Hall of Fame Candidate Ortiz Looking Back on the Historical Active Last Year

David Ortiz has become a qualified person from this National Baseball Hall of Fame vote. The man announced on November 18, 2015, on his 40th birthday that the following 2016 season will be his last year of active duty. And in 2016, he has a batting average of .315, 38 home runs, 127 RBIs, and an OPS of 1.021, which is a wonderful result that I can’t think of as a retired player. It may be difficult, or even impossible, to outperform Ortiz in the active last year. Ortiz looks back on the thoughts he put into his last year and his feelings at that time.

Ortiz recorded 48 doubles, 38 home runs, 127 RBIs and 87 extra-base hits in 2016, which is the highest number of active last-year players in history. Also, OPS 1.021 was the league’s top number of the year. In addition, according to the data site “Baseball Reference”, the offensive WAR (5.1), OPS + (164), and number of baseball hits (333) recorded this year were also the highest ever for a player the year before retirement (legendary name). Batter, Shoeless Joe Jackson, has left a number higher than Ortiz in these three divisions in the active last year, but is excluded because it is a permanent retirement due to the “Black Sox Scandal”).

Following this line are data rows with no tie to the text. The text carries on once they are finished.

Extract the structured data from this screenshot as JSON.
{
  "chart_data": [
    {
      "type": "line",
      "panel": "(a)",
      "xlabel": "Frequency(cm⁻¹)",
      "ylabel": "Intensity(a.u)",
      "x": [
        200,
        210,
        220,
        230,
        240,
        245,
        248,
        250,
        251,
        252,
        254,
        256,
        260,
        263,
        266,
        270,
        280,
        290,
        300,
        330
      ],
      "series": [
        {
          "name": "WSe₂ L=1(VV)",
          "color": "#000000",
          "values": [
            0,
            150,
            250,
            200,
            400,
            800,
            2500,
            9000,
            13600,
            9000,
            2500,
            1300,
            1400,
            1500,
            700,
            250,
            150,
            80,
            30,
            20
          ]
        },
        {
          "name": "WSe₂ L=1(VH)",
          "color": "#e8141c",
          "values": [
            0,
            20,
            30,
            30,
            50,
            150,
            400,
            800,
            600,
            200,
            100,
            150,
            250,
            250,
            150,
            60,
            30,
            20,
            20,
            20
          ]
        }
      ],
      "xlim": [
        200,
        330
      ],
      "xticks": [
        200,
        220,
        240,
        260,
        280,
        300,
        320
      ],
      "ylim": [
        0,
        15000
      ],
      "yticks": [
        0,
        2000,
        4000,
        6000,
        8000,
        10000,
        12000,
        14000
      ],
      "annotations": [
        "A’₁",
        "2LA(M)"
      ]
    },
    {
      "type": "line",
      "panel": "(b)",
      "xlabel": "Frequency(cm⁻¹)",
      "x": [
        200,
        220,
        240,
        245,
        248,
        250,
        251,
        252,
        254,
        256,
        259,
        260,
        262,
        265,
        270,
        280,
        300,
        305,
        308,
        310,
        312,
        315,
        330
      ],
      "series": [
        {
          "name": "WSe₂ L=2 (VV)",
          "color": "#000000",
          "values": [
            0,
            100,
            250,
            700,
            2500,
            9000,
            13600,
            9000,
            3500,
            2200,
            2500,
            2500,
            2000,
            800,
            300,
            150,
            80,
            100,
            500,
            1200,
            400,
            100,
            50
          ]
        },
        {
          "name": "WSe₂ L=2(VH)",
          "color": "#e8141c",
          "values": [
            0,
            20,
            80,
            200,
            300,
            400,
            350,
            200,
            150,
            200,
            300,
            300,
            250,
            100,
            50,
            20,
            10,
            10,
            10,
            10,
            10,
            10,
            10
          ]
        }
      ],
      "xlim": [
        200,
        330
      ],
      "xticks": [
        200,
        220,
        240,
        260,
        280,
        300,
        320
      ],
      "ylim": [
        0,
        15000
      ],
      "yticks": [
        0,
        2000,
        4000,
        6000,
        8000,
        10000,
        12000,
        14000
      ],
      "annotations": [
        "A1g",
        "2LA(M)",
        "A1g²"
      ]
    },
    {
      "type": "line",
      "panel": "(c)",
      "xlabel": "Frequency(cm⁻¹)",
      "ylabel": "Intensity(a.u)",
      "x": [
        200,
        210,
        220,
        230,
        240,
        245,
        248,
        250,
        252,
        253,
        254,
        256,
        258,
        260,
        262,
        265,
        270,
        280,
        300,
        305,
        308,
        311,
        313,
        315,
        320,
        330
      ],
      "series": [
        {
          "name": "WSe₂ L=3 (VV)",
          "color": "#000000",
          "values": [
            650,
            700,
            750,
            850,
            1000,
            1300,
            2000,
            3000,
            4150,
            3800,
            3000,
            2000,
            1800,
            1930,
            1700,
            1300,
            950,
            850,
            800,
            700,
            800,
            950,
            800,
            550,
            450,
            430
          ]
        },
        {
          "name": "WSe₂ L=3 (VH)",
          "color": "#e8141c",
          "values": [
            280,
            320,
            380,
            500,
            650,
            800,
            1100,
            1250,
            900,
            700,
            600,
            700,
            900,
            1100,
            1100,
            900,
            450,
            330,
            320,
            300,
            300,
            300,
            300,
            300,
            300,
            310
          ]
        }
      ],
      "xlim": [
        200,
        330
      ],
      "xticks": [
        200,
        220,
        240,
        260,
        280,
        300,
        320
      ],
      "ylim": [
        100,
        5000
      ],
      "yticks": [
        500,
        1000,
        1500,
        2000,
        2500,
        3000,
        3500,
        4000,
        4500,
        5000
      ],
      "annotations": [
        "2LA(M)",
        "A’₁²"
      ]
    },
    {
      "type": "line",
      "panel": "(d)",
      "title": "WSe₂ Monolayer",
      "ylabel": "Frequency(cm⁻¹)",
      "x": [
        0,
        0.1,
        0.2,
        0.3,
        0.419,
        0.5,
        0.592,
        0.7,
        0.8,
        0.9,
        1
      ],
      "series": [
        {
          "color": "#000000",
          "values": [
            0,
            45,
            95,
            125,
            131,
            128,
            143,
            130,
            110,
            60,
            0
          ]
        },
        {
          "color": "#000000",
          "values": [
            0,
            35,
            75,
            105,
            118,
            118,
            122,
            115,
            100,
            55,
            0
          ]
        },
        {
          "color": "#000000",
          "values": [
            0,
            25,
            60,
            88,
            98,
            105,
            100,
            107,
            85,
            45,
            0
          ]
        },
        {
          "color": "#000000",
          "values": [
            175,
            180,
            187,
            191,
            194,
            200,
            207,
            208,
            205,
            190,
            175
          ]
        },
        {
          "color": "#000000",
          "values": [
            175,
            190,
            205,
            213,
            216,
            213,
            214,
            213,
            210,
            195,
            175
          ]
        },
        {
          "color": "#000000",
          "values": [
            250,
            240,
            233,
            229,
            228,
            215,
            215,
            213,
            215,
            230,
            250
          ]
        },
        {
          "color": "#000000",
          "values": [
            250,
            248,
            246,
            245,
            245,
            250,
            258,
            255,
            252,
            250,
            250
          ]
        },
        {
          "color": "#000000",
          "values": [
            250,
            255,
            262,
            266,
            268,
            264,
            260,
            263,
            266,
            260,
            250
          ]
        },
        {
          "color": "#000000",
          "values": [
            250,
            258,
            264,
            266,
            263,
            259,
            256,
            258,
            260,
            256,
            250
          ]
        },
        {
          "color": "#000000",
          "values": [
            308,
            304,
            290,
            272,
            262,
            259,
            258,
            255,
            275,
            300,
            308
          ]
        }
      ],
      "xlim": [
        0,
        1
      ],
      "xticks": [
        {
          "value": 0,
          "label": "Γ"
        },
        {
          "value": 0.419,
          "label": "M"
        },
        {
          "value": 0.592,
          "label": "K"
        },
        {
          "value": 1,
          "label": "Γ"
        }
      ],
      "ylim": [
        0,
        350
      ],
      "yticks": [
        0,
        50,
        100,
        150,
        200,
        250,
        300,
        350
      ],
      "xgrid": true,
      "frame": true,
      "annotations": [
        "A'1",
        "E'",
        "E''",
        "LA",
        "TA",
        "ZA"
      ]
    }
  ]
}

In a telephone interview on the official Major League Baseball website, Ortiz commented, “I don’t think anyone will retire after making such a record.” But he didn’t hesitate. “It was no good. I ran out of gas,” Ortiz said. It is said that the biggest reason for deciding to retire from active duty only in 2016 was the pain in the Achilles tendon, which had been suffering since July 2012. “To be honest, I was more careful about my physical condition during that season than usual. I still had pain in my Achilles tendon. The other parts were healthy,” he recalled.

He also said that the number of players of his own child-age age began to increase around him, which helped him decide to retire. “I hit a double in Seattle in 2015. The pitchers changed and new pitchers came out, but when I saw the infielders gathering around the pitchers, they were all 21-year-old and 22-year-old players. The situation was similar in Tampa Bay and Houston, so I thought, “Let’s finish next year,” Ortiz said.

“I did my best that year,” said Ortiz, looking back on his last year. Many regret that they have done it yet, but at least Ortiz himself does not seem to regret having retired in 2016 at all.

Leave a Reply

Your email address will not be published.